PRICE INCREASE: What’s cool in an inflationary period is that you can increase your margins without it showing (too much)
When prices go up, the money has to go somewhere. And over the past two years in Europe, it has gone into the pockets of companies. It is not Karl Marx who says so, it is the International Monetary Fund (IMF), better known for its promotion of liberal structural reforms than of the socialization of the means of production.
In a study published Monday 26th June, the IMF indicates that “import costs rose after Russia invaded Ukraine and that companies more than passed on this increase to consumers”. In figures, since 2022, the rise in profits has been responsible for 45% of inflation, compared to 40% for import costs (mainly energy and raw materials) and only 25% for the rise in wages. For their part, taxes and duties, lowered by governments, had a slight deflationary impact. And the IMF concludes: “European companies have so far been better protected than workers against the negative cost shock”.

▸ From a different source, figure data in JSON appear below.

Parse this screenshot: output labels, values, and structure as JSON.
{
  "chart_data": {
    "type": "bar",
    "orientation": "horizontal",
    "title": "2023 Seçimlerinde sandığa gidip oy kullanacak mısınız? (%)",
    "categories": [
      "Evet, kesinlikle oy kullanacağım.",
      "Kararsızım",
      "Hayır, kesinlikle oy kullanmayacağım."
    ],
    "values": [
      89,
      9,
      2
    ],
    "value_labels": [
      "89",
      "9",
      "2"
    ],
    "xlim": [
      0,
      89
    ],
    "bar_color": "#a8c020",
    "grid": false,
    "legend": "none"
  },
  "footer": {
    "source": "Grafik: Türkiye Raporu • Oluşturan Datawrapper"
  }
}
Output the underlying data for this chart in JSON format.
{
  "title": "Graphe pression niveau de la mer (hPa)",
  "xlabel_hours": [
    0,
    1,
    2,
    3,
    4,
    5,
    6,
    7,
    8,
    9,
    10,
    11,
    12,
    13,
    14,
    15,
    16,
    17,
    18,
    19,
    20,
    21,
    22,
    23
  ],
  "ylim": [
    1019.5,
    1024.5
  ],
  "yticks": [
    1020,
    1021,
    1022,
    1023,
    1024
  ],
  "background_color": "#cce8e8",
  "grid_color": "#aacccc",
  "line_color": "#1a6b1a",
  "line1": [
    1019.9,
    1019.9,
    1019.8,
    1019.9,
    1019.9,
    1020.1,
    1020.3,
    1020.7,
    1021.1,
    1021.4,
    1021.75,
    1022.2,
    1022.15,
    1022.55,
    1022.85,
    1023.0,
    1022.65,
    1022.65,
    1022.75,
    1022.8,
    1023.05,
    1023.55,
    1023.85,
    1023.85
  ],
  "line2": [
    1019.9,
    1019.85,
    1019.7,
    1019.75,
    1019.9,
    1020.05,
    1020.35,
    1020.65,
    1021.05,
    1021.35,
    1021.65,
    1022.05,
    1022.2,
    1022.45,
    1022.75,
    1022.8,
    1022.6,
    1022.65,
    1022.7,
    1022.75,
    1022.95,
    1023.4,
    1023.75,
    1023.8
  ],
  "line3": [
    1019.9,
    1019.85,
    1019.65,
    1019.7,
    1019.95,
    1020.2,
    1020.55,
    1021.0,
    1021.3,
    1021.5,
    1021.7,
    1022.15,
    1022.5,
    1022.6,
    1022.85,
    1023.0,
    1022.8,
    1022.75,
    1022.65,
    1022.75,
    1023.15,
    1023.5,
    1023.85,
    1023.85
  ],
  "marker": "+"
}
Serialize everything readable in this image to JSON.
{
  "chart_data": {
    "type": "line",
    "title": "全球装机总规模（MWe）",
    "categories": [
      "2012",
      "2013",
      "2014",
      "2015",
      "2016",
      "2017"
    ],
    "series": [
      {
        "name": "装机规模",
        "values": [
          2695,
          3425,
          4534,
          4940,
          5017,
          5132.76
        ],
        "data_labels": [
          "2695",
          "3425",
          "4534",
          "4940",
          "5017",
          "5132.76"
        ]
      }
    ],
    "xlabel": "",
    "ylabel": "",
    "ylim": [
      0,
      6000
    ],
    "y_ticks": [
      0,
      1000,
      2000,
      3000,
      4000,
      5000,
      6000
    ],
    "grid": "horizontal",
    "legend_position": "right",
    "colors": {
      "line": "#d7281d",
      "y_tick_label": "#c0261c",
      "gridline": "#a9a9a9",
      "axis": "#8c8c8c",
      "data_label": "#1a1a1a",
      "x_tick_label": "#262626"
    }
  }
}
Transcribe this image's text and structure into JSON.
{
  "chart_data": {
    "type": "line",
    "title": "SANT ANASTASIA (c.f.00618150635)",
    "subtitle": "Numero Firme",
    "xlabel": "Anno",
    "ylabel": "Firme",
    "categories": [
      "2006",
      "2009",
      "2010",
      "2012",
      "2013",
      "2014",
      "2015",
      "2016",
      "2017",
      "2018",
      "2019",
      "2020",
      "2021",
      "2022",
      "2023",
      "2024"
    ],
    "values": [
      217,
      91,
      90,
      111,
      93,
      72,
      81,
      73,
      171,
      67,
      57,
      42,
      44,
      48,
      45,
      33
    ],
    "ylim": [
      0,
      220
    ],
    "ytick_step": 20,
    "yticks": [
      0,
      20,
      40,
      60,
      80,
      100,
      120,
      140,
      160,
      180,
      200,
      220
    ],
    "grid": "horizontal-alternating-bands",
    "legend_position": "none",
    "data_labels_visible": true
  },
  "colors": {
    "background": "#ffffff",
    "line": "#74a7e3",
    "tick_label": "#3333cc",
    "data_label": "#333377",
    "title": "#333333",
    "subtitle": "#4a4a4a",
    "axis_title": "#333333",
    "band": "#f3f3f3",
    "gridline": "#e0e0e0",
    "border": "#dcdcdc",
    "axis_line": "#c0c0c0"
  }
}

Companies will have to tighten their belts
But the IMF notes that after “having seen their wages fall by around 5% in real terms in 2022, workers are now pushing for wage increases”. The whole question is how quickly will wages increase and whether companies will squeeze their margins so that this does not affect prices. In any case, for the IMF, companies will have to tighten their belts so that “inflation reaches the ECB ‘s target by mid-2025”. Find out on your next payslip.